Tony nodded and then turned his head, listening. I thought I heard a horse's hooves. But perhaps I was wrong. Listen to that wind."
It was rising now and it made an eerie sound whistling around chimneys and broken walls, blowing through windows that opened on nothing.
"Tell me another story," Alec pleaded.
"All right," Tony said, "listen to this one. Once upon a time many years after that day when Lotta Lombardi walked into the bookshop and caused my father to fall in love with her, another young man worked in that very same shop. And one day he too saw a young lady walk in. But this young lady was carefully guarded by her mother. Though she came with some frequency and he always watched her, it was difficult to speak to her alone. Until one day when he used a little trickery so that he could have a few moments to talk to her."
"And did that young man marry the girl too?" asked Alec.
Tony laughed and Melora looked away. "You're going a bit too fast now, young fellow.

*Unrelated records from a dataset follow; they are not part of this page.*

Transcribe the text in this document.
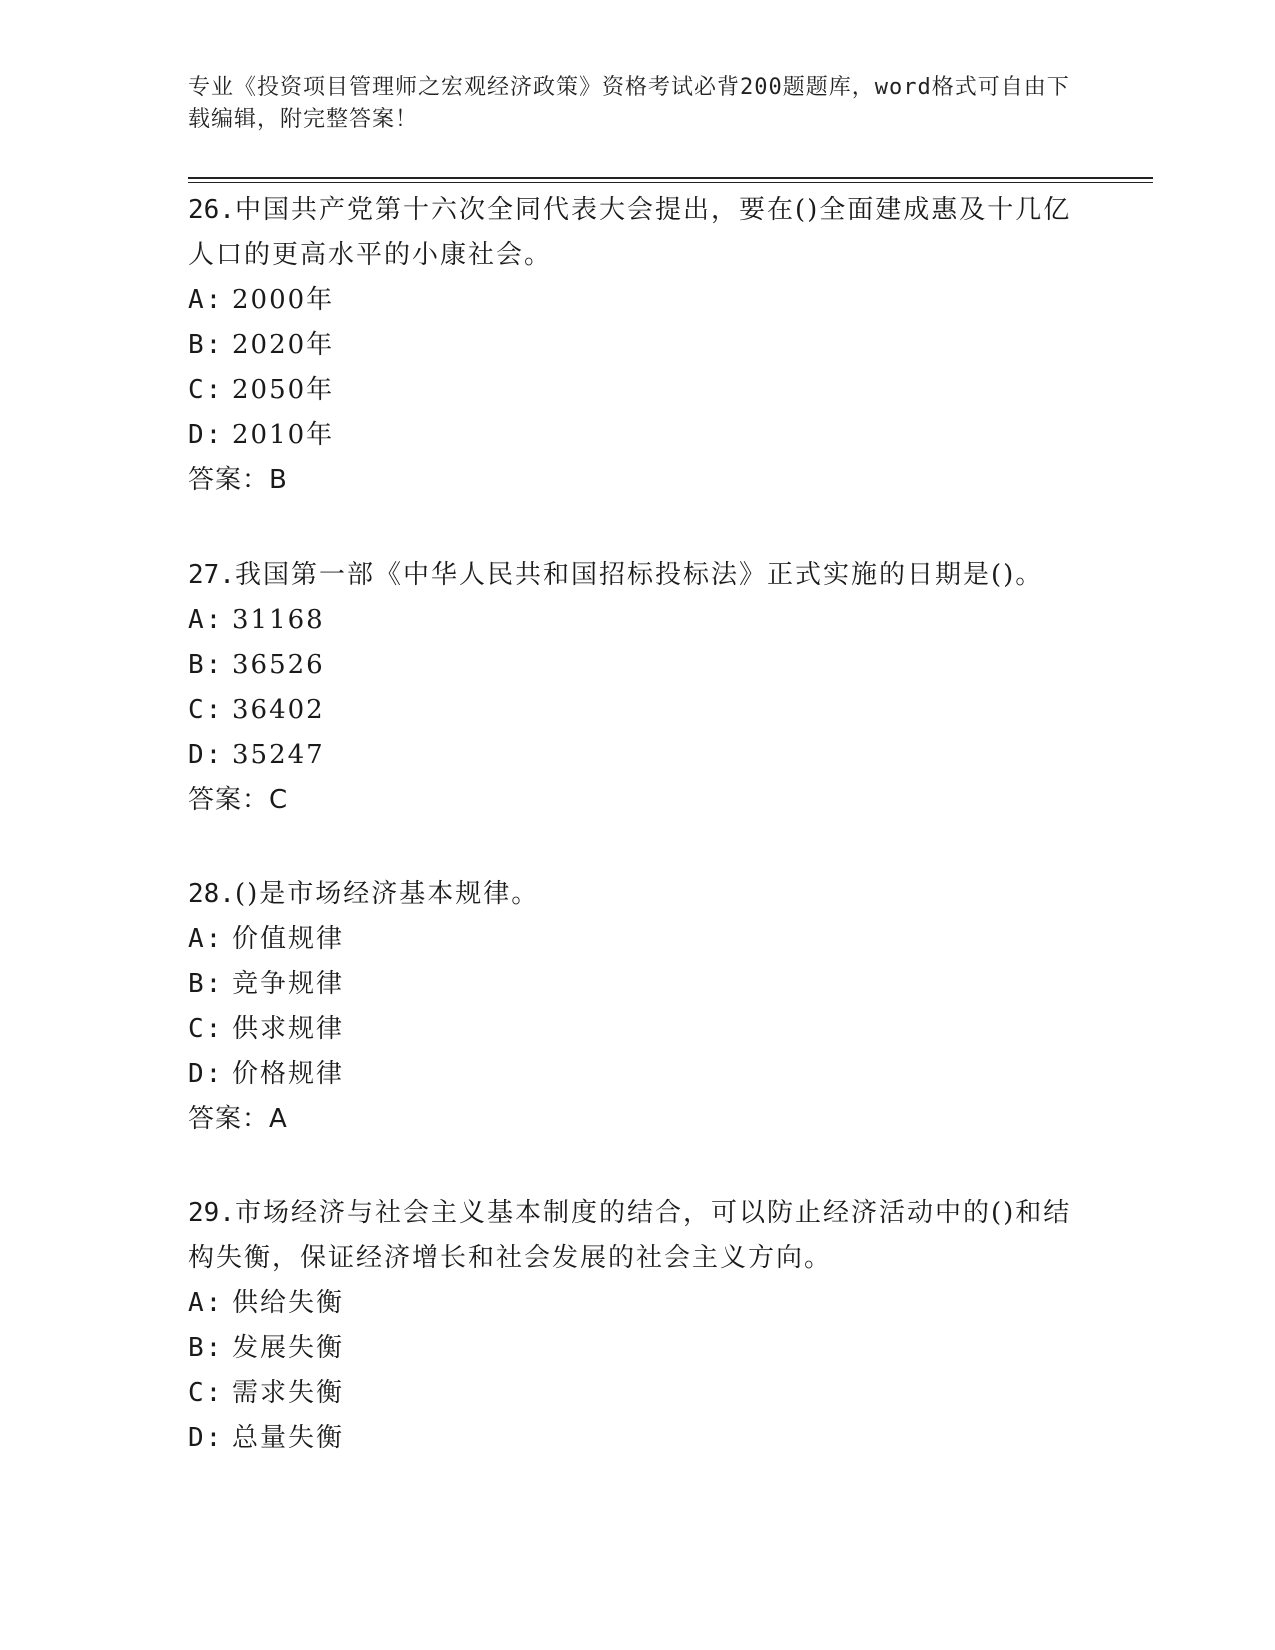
专业《投资项目管理师之宏观经济政策》资格考试必背200题题库，word格式可自由下载编辑，附完整答案！

26.中国共产党第十六次全同代表大会提出，要在()全面建成惠及十几亿人口的更高水平的小康社会。

A: 2000年
B: 2020年
C: 2050年
D: 2010年

答案：B

27.我国第一部《中华人民共和国招标投标法》正式实施的日期是()。

A: 31168
B: 36526
C: 36402
D: 35247

答案：C

28.()是市场经济基本规律。

A: 价值规律
B: 竞争规律
C: 供求规律
D: 价格规律

答案：A

29.市场经济与社会主义基本制度的结合，可以防止经济活动中的()和结构失衡，保证经济增长和社会发展的社会主义方向。

A: 供给失衡
B: 发展失衡
C: 需求失衡
D: 总量失衡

This time our hero had the misfortune to discover that the young lady who interested him so much was engaged to someone else."
Melora was conscious of the sparkle of the heirloom diamond on her left hand. She spoke without raising her eyes.
"Why did this young lady interest him?"
Tony was silent and she knew she had surprised him with the sudden question, even as she had surprised herself. But with the spell of that other story upon her, and the restraint of Quent's ring on her finger, she'd had to ask it.
Alec moved restlessly. Smokey jumped up and began to bark loudly.
"Here they come!" cried Tony. "Hush, boy. These are friends." Then his eyes met Melora's steadily. "If you'd like to know, I'll tell you sometime just what he saw."
Quent and the three men he'd brought back were there with shovels, and they all fell to work. Melora remained where she was with Alec's head against her leg. She closed her eyes, afraid to watch. She could feel Alec quiver and she winced at the sounds of rubble being tossed aside. She didn't look until she heard Quent's exclamation of relief.
"What luck! These two big stones seemed to have wedged together and held the full weight of the stuff away from him. But I think his leg is caught in the wedge. Easy now, Alec."
Alec cried out just once as they freed him, and then Melora had him in her arms. He was too heavy to lift and Quent took him from her. Alec's right leg dangled at a sickening angle, but whether he was otherwise hurt would take a doctor to tell. They carried him to the buggy as quickly as they could.